Charlie Rowe as Ronnie Winslow. Photo: Nobby ClarkCharlie Rowe as Ronnie Winslow | Photo: Nobby Clark

Terence Rattigan’s famous play, about a father’s fight for justice for his son, was first staged in London in 1946; and Lindsay Posner’s production at the Old Vic makes you feel you’ve seen it as it might have been presented then. It has a consciously old-fashioned aesthetic, with strong performances in, I thought, a studiedly stilted style. Ian Shuttleworth in the FT called it arid. I thought it more interesting.

The thirteen year old Ronnie Winslow is “sacked” from his naval college for stealing a £5 postal order. But the boy’s been treated unfairly, his stern father thinks. So Arthur Winslow takes on the might of the Admiralty, backed by his suffragette daughter Kate and his barrister, Sir Robert Morton KC.

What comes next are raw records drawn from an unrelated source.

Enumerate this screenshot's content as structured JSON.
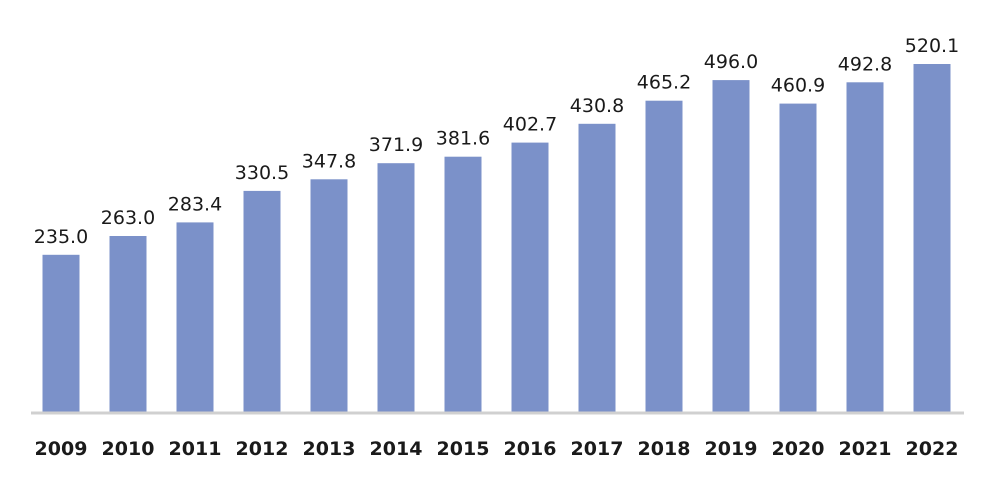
{
  "chart_data": {
    "type": "bar",
    "title": "",
    "xlabel": "",
    "ylabel": "",
    "categories": [
      "2009",
      "2010",
      "2011",
      "2012",
      "2013",
      "2014",
      "2015",
      "2016",
      "2017",
      "2018",
      "2019",
      "2020",
      "2021",
      "2022"
    ],
    "values": [
      235.0,
      263.0,
      283.4,
      330.5,
      347.8,
      371.9,
      381.6,
      402.7,
      430.8,
      465.2,
      496.0,
      460.9,
      492.8,
      520.1
    ],
    "value_labels": [
      "235.0",
      "263.0",
      "283.4",
      "330.5",
      "347.8",
      "371.9",
      "381.6",
      "402.7",
      "430.8",
      "465.2",
      "496.0",
      "460.9",
      "492.8",
      "520.1"
    ],
    "ylim": [
      0,
      520.1
    ],
    "grid": false,
    "legend": "none",
    "bar_color": "#7b91c9",
    "axis_color": "#d0d0d0"
  }
}
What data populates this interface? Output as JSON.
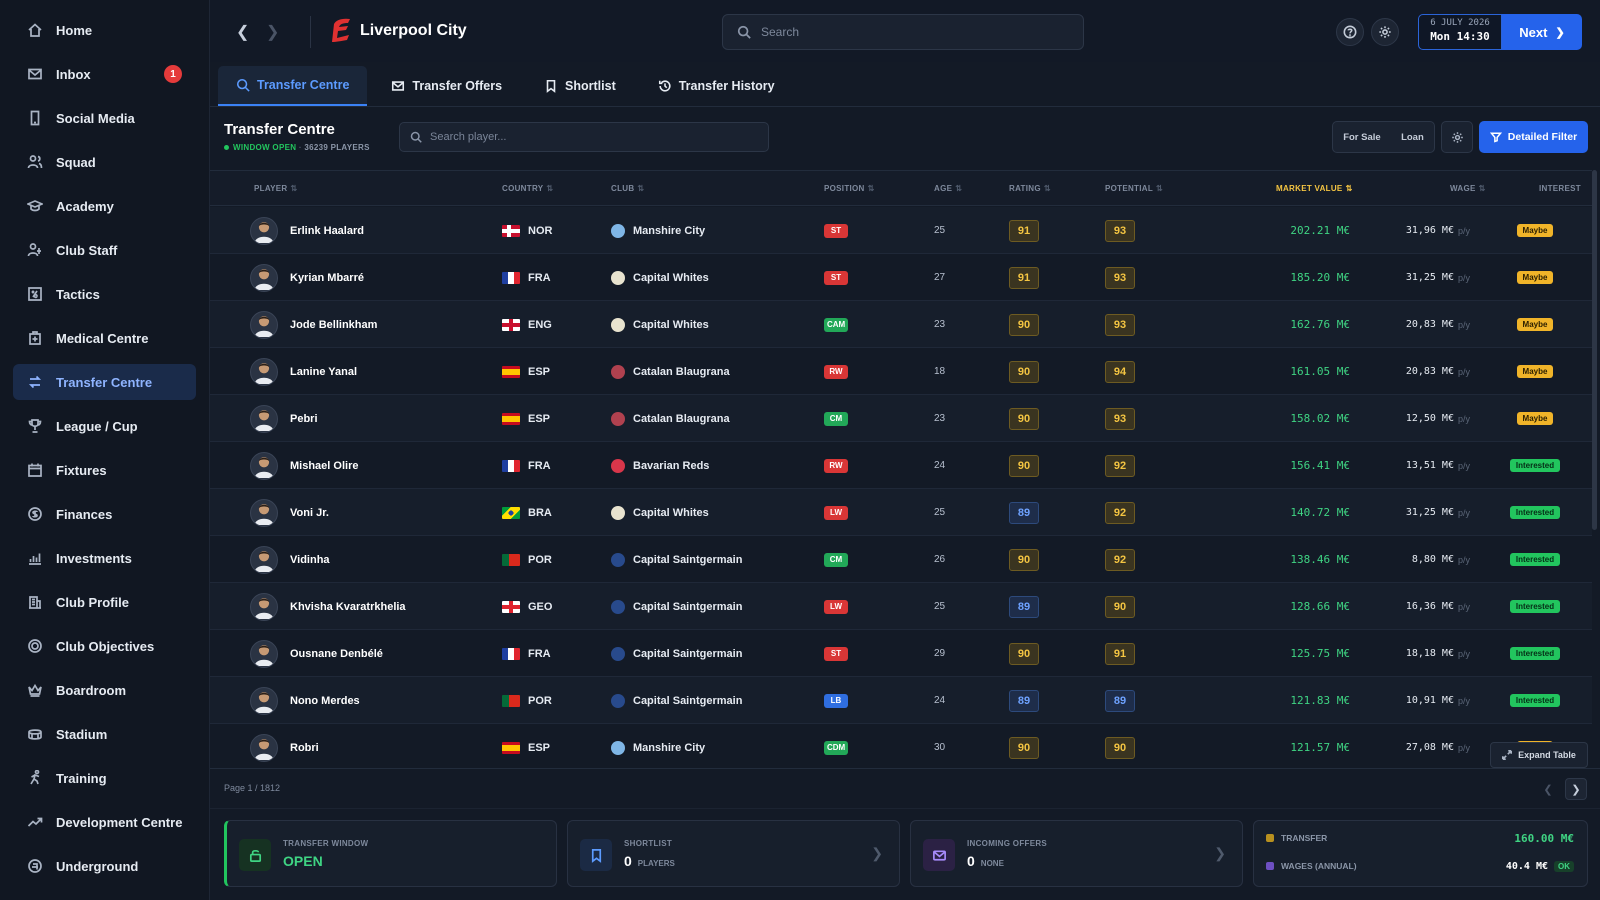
{
  "sidebar": {
    "items": [
      {
        "label": "Home",
        "icon": "home-icon"
      },
      {
        "label": "Inbox",
        "icon": "mail-icon",
        "badge": "1"
      },
      {
        "label": "Social Media",
        "icon": "phone-icon"
      },
      {
        "label": "Squad",
        "icon": "users-icon"
      },
      {
        "label": "Academy",
        "icon": "graduation-cap-icon"
      },
      {
        "label": "Club Staff",
        "icon": "staff-icon"
      },
      {
        "label": "Tactics",
        "icon": "tactics-board-icon"
      },
      {
        "label": "Medical Centre",
        "icon": "medical-icon"
      },
      {
        "label": "Transfer Centre",
        "icon": "transfer-icon",
        "active": true
      },
      {
        "label": "League / Cup",
        "icon": "trophy-icon"
      },
      {
        "label": "Fixtures",
        "icon": "calendar-icon"
      },
      {
        "label": "Finances",
        "icon": "coins-icon"
      },
      {
        "label": "Investments",
        "icon": "chart-icon"
      },
      {
        "label": "Club Profile",
        "icon": "building-icon"
      },
      {
        "label": "Club Objectives",
        "icon": "target-icon"
      },
      {
        "label": "Boardroom",
        "icon": "crown-icon"
      },
      {
        "label": "Stadium",
        "icon": "stadium-icon"
      },
      {
        "label": "Training",
        "icon": "training-icon"
      },
      {
        "label": "Development Centre",
        "icon": "trend-up-icon"
      },
      {
        "label": "Underground",
        "icon": "underground-icon"
      }
    ]
  },
  "header": {
    "club_name": "Liverpool City",
    "search_placeholder": "Search",
    "date": "6 JULY 2026",
    "time": "Mon 14:30",
    "next_label": "Next",
    "accent_color": "#2563eb"
  },
  "tabs": [
    {
      "label": "Transfer Centre",
      "icon": "search-icon",
      "active": true
    },
    {
      "label": "Transfer Offers",
      "icon": "envelope-icon"
    },
    {
      "label": "Shortlist",
      "icon": "bookmark-icon"
    },
    {
      "label": "Transfer History",
      "icon": "history-icon"
    }
  ],
  "subheader": {
    "title": "Transfer Centre",
    "window_status": "WINDOW OPEN",
    "player_count": "36239 PLAYERS",
    "search_placeholder": "Search player...",
    "for_sale_label": "For Sale",
    "loan_label": "Loan",
    "filter_label": "Detailed Filter"
  },
  "table": {
    "columns": {
      "player": "PLAYER",
      "country": "COUNTRY",
      "club": "CLUB",
      "position": "POSITION",
      "age": "AGE",
      "rating": "RATING",
      "potential": "POTENTIAL",
      "market_value": "MARKET VALUE",
      "wage": "WAGE",
      "interest": "INTEREST"
    },
    "wage_suffix": "p/y",
    "rows": [
      {
        "name": "Erlink Haalard",
        "country": "NOR",
        "club": "Manshire City",
        "position": "ST",
        "age": "25",
        "rating": "91",
        "potential": "93",
        "market_value": "202.21 M€",
        "wage": "31,96 M€",
        "interest": "Maybe"
      },
      {
        "name": "Kyrian Mbarré",
        "country": "FRA",
        "club": "Capital Whites",
        "position": "ST",
        "age": "27",
        "rating": "91",
        "potential": "93",
        "market_value": "185.20 M€",
        "wage": "31,25 M€",
        "interest": "Maybe"
      },
      {
        "name": "Jode Bellinkham",
        "country": "ENG",
        "club": "Capital Whites",
        "position": "CAM",
        "age": "23",
        "rating": "90",
        "potential": "93",
        "market_value": "162.76 M€",
        "wage": "20,83 M€",
        "interest": "Maybe"
      },
      {
        "name": "Lanine Yanal",
        "country": "ESP",
        "club": "Catalan Blaugrana",
        "position": "RW",
        "age": "18",
        "rating": "90",
        "potential": "94",
        "market_value": "161.05 M€",
        "wage": "20,83 M€",
        "interest": "Maybe"
      },
      {
        "name": "Pebri",
        "country": "ESP",
        "club": "Catalan Blaugrana",
        "position": "CM",
        "age": "23",
        "rating": "90",
        "potential": "93",
        "market_value": "158.02 M€",
        "wage": "12,50 M€",
        "interest": "Maybe"
      },
      {
        "name": "Mishael Olire",
        "country": "FRA",
        "club": "Bavarian Reds",
        "position": "RW",
        "age": "24",
        "rating": "90",
        "potential": "92",
        "market_value": "156.41 M€",
        "wage": "13,51 M€",
        "interest": "Interested"
      },
      {
        "name": "Voni Jr.",
        "country": "BRA",
        "club": "Capital Whites",
        "position": "LW",
        "age": "25",
        "rating": "89",
        "potential": "92",
        "market_value": "140.72 M€",
        "wage": "31,25 M€",
        "interest": "Interested"
      },
      {
        "name": "Vidinha",
        "country": "POR",
        "club": "Capital Saintgermain",
        "position": "CM",
        "age": "26",
        "rating": "90",
        "potential": "92",
        "market_value": "138.46 M€",
        "wage": "8,80 M€",
        "interest": "Interested"
      },
      {
        "name": "Khvisha Kvaratrkhelia",
        "country": "GEO",
        "club": "Capital Saintgermain",
        "position": "LW",
        "age": "25",
        "rating": "89",
        "potential": "90",
        "market_value": "128.66 M€",
        "wage": "16,36 M€",
        "interest": "Interested"
      },
      {
        "name": "Ousnane Denbélé",
        "country": "FRA",
        "club": "Capital Saintgermain",
        "position": "ST",
        "age": "29",
        "rating": "90",
        "potential": "91",
        "market_value": "125.75 M€",
        "wage": "18,18 M€",
        "interest": "Interested"
      },
      {
        "name": "Nono Merdes",
        "country": "POR",
        "club": "Capital Saintgermain",
        "position": "LB",
        "age": "24",
        "rating": "89",
        "potential": "89",
        "market_value": "121.83 M€",
        "wage": "10,91 M€",
        "interest": "Interested"
      },
      {
        "name": "Robri",
        "country": "ESP",
        "club": "Manshire City",
        "position": "CDM",
        "age": "30",
        "rating": "90",
        "potential": "90",
        "market_value": "121.57 M€",
        "wage": "27,08 M€",
        "interest": "Maybe"
      }
    ]
  },
  "expand_label": "Expand Table",
  "pagination": {
    "text": "Page 1 / 1812"
  },
  "cards": {
    "transfer_window": {
      "label": "TRANSFER WINDOW",
      "value": "OPEN"
    },
    "shortlist": {
      "label": "SHORTLIST",
      "value": "0",
      "sub": "PLAYERS"
    },
    "incoming_offers": {
      "label": "INCOMING OFFERS",
      "value": "0",
      "sub": "NONE"
    },
    "finance": {
      "transfer_label": "TRANSFER",
      "transfer_value": "160.00 M€",
      "wages_label": "WAGES (ANNUAL)",
      "wages_value": "40.4 M€",
      "wages_status": "OK"
    }
  },
  "colors": {
    "position": {
      "ST": "#d93636",
      "RW": "#d93636",
      "LW": "#d93636",
      "CAM": "#22a858",
      "CM": "#22a858",
      "CDM": "#22a858",
      "LB": "#2f6ee0"
    },
    "market_value": "#3fd483",
    "rating_gold": "#f4c542",
    "rating_blue": "#6ea2ff"
  }
}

Henry Goodman is, as you might expect, strong as Arthur Winslow – his performance is the most naturalistic by contemporary standards (or “organic”, to use Ian Shuttleworth’s word), showing the doubt and emotionalism of the man beneath the social and paternal surface. The part runs out of steam slightly towards the end, though, as Arthur’s energy wanes.

I was most interested by the lawyers, of course. Jay Villiers is outstanding as the solicitor Desmond Curry, giving a movingly tragicomic portrait of a man whose achievements are overshadowed by one great disappointment. He, like Winslow, carries his emotional grief as a wound. But the famous role is that of Sir Robert Morton, a strange, forbidding silk, and Tory politician. Peter Sullivan is positively repellent in the role, flooding the stage with a harsh, cold torchlight. I mean this as a compliment to a fine performance.

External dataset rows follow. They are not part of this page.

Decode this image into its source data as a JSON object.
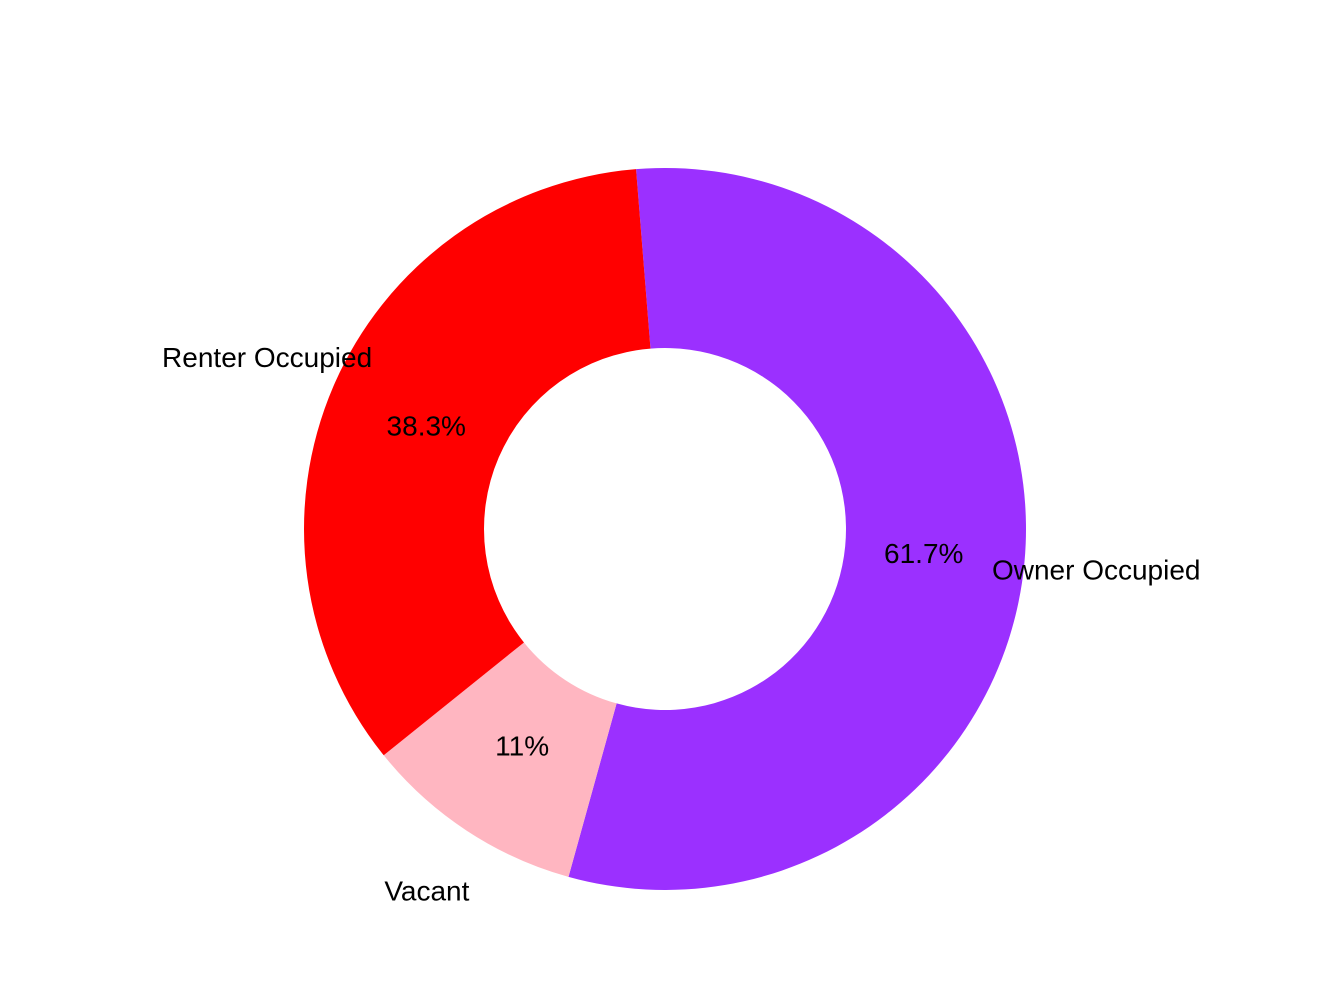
{
  "chart_data": {
    "type": "pie",
    "donut": true,
    "slices": [
      {
        "label": "Owner Occupied",
        "value": 61.7,
        "pct_label": "61.7%",
        "color": "#9B30FF"
      },
      {
        "label": "Vacant",
        "value": 11.0,
        "pct_label": "11%",
        "color": "#FFB6C1"
      },
      {
        "label": "Renter Occupied",
        "value": 38.3,
        "pct_label": "38.3%",
        "color": "#FF0000"
      }
    ],
    "legend": "none"
  }
}
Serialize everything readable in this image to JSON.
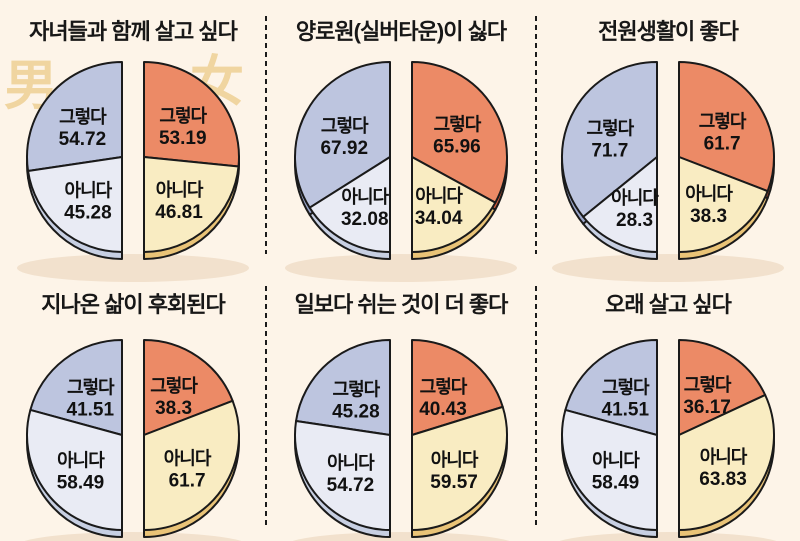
{
  "legend": {
    "male_label": "男",
    "female_label": "女"
  },
  "colors": {
    "background": "#fdf4e8",
    "outline": "#1a1a1a",
    "title_text": "#171717",
    "label_text": "#111111",
    "glyph": "#f0d5a0",
    "shadow": "#f2e1cd",
    "male_yes": "#bdc5df",
    "male_no": "#e9ebf4",
    "male_yes_side": "#9aa5c9",
    "male_no_side": "#c7cfe2",
    "female_yes": "#ec8a66",
    "female_no": "#f9ecc2",
    "female_yes_side": "#cf5a3a",
    "female_no_side": "#e9c377"
  },
  "chart_data": [
    {
      "type": "pie",
      "title": "자녀들과 함께 살고 싶다",
      "series": [
        {
          "name": "男",
          "slices": [
            {
              "label": "그렇다",
              "value": 54.72
            },
            {
              "label": "아니다",
              "value": 45.28
            }
          ]
        },
        {
          "name": "女",
          "slices": [
            {
              "label": "그렇다",
              "value": 53.19
            },
            {
              "label": "아니다",
              "value": 46.81
            }
          ]
        }
      ]
    },
    {
      "type": "pie",
      "title": "양로원(실버타운)이 싫다",
      "series": [
        {
          "name": "男",
          "slices": [
            {
              "label": "그렇다",
              "value": 67.92
            },
            {
              "label": "아니다",
              "value": 32.08
            }
          ]
        },
        {
          "name": "女",
          "slices": [
            {
              "label": "그렇다",
              "value": 65.96
            },
            {
              "label": "아니다",
              "value": 34.04
            }
          ]
        }
      ]
    },
    {
      "type": "pie",
      "title": "전원생활이 좋다",
      "series": [
        {
          "name": "男",
          "slices": [
            {
              "label": "그렇다",
              "value": 71.7
            },
            {
              "label": "아니다",
              "value": 28.3
            }
          ]
        },
        {
          "name": "女",
          "slices": [
            {
              "label": "그렇다",
              "value": 61.7
            },
            {
              "label": "아니다",
              "value": 38.3
            }
          ]
        }
      ]
    },
    {
      "type": "pie",
      "title": "지나온 삶이 후회된다",
      "series": [
        {
          "name": "男",
          "slices": [
            {
              "label": "그렇다",
              "value": 41.51
            },
            {
              "label": "아니다",
              "value": 58.49
            }
          ]
        },
        {
          "name": "女",
          "slices": [
            {
              "label": "그렇다",
              "value": 38.3
            },
            {
              "label": "아니다",
              "value": 61.7
            }
          ]
        }
      ]
    },
    {
      "type": "pie",
      "title": "일보다 쉬는 것이 더 좋다",
      "series": [
        {
          "name": "男",
          "slices": [
            {
              "label": "그렇다",
              "value": 45.28
            },
            {
              "label": "아니다",
              "value": 54.72
            }
          ]
        },
        {
          "name": "女",
          "slices": [
            {
              "label": "그렇다",
              "value": 40.43
            },
            {
              "label": "아니다",
              "value": 59.57
            }
          ]
        }
      ]
    },
    {
      "type": "pie",
      "title": "오래 살고 싶다",
      "series": [
        {
          "name": "男",
          "slices": [
            {
              "label": "그렇다",
              "value": 41.51
            },
            {
              "label": "아니다",
              "value": 58.49
            }
          ]
        },
        {
          "name": "女",
          "slices": [
            {
              "label": "그렇다",
              "value": 36.17
            },
            {
              "label": "아니다",
              "value": 63.83
            }
          ]
        }
      ]
    }
  ]
}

The play’s most famous scene is Morton’s cross-examination of “the Boy”, and Sullivan’s is more brutal than the cinematic ones I’ve seen, by Robert Donat, in 1948, and Jeremy Northam in 1999 – its closing line bringing the curtain down most dramatically for the interval. We’re told of, not shown, the hint of humanity under Morton’s cold exterior (except, perhaps, in the subtle respect and admiration Morton shows for Winslow père as the two men bond over whisky and soda). But this is a strength. In this production, Kate Winslow’s reaction to the “fish-like” Morton fully makes sense. His professional conduct threat against Curry is especially nasty.

The play’s terrifically Tory in sentiment. Winslow’s no radical. What moves him is a feeling of injustice by the state, the “new despotism” of Whitehall bureaucracy that A.V. Dicey had written about early in the twentieth century, and what seems to Winslow a breach of Magna Carta. It’s an attitude often seen today among “civil liberties” Tories, many of whom would support, red-faced, Winslow’s petition of right – but who’d loathe its modern counterpart, judicial review. It’s interesting that only Kate sees the cause in terms of human rights.

While its social and moral interest in men is deep, women aren’t for the most part taken seriously in this play. The silly woman journalist is especially hard to find funny in 2013. To be fair to Rattigan, Grace Winslow (Deborah Findlay) is given important lines about pride – lines that go to the emotional heart of the play, and which ask serious questions of anyone who’s ever claimed to fight in the name of “justice”. What’s more, Kate Winslow is portrayed both seriously and sympathetically – and Naomi Frederick fills the role well.

In a way, we today see the whole action from Kate’s point of view, and this perhaps shows Rattigan’s sympathies as wider than first appear. The final scene is built on the dramatic irony that we know Kate’s cause will triumph over Morton. More impressively, while he clearly admires the unbendingly repressed and righteous Morton, Rattigan seems through Kate to see what “freedom Toryism” looks like to social democrats: magnifique and magnanimous yet Quixotic and contradictory, selective and sentimental.

For anyone interested in law and the English, The Winslow Boy is an essential play. Its contemporary relevance is brought out all the more strongly by this deliberately “retro” production.